Он передал мне новенькую трубку и монотонно продолжил:

— Чтобы успешно и эффективно работать с ним. Вам нужно запомнить несколько простых истин. Первое, никогда вы не звоните ему первой. Всегда он первый звонит вам. Если вы набираете его номер, вы лишаетесь работы. Вы всегда одеваете на встречи то, что он выбрал для вас. Если вы приезжаете в своей одежде, вы лишаетесь работы. В беседах, вы всегда говорите правду. Если вы лжете…

— Я лишаюсь работы, — Опередила его я и улыбнулась. — А?

— А, — скучно поправился он, поняв мой главный вопрос, — сто пятьдесят тысяч.

— В месяц? — ошарашено спросила я.

— Сначала в неделю, — номенклатурно протараторил очкарик, — Дальше посмотрим.


Я поправила прическу, нацепила солнцезащитные очки, и выскочила из офиса. На улице бушевала весна. Местами, еще таял серый, прошлогодний снег, но в воздухе уже пахло этой весенней придурью. В больнице я провела почти три месяца. Ко всему прочему, прочитала, лежа на больничной койке, кучу книг. Обогатилась духовно. Как змея, сняла с себя старую жизнь, и напялила новую. Теперь, у меня была новая квартира, работа, и… я была в поиске нового мужчины. Конечно, думала я, он еще будет проездом в нашем городе. И конечно, я побегу к нему как последняя шлюха. А возможно и нет. Это будет зависеть от моего нового избранника. Такое, всегда зависит от мужчины. От того, кто рядом.

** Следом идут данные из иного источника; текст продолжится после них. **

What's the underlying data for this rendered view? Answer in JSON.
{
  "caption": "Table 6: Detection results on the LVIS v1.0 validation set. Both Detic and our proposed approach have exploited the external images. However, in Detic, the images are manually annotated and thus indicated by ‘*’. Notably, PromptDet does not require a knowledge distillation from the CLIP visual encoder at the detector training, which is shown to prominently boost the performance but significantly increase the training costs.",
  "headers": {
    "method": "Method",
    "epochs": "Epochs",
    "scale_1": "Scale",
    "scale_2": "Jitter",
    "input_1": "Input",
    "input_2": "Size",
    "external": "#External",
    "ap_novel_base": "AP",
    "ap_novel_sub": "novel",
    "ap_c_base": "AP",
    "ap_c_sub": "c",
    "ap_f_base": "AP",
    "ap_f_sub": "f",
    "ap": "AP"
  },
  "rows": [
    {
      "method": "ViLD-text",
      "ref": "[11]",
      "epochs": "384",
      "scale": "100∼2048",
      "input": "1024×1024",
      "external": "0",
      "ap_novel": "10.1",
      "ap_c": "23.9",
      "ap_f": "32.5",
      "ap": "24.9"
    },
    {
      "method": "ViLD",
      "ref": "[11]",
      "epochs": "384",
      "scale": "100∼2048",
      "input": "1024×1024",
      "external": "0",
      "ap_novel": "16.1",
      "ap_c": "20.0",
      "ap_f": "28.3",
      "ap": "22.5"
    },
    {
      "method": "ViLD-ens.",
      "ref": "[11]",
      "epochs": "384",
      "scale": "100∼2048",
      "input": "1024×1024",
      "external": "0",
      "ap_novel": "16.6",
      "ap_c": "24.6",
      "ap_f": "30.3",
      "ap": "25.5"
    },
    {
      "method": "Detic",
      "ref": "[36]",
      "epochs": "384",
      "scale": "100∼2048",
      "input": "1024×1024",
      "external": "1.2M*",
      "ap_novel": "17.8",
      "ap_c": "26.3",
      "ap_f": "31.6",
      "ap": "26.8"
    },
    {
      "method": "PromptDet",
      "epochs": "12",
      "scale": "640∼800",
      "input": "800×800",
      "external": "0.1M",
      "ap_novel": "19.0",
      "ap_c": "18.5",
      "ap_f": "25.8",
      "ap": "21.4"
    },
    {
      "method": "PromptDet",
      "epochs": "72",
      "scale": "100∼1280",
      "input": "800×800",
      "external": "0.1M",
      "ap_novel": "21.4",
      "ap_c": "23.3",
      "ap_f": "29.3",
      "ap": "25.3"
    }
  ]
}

Теперь, мне придется проводить время с мистером Икс. Странно, почему с ним не нужно будет спать. Не то чтобы я этого очень хотела. Запретный плод сладок. А если он красавчик?

Я бегом пересекла улицу и заглянула в уютное кафе на углу площади. Заказала чашечку кофе и закурила, что делала после больницы очень редко.

Мысли роились в моей голове. Мысли, это то, что было по-настоящему моим.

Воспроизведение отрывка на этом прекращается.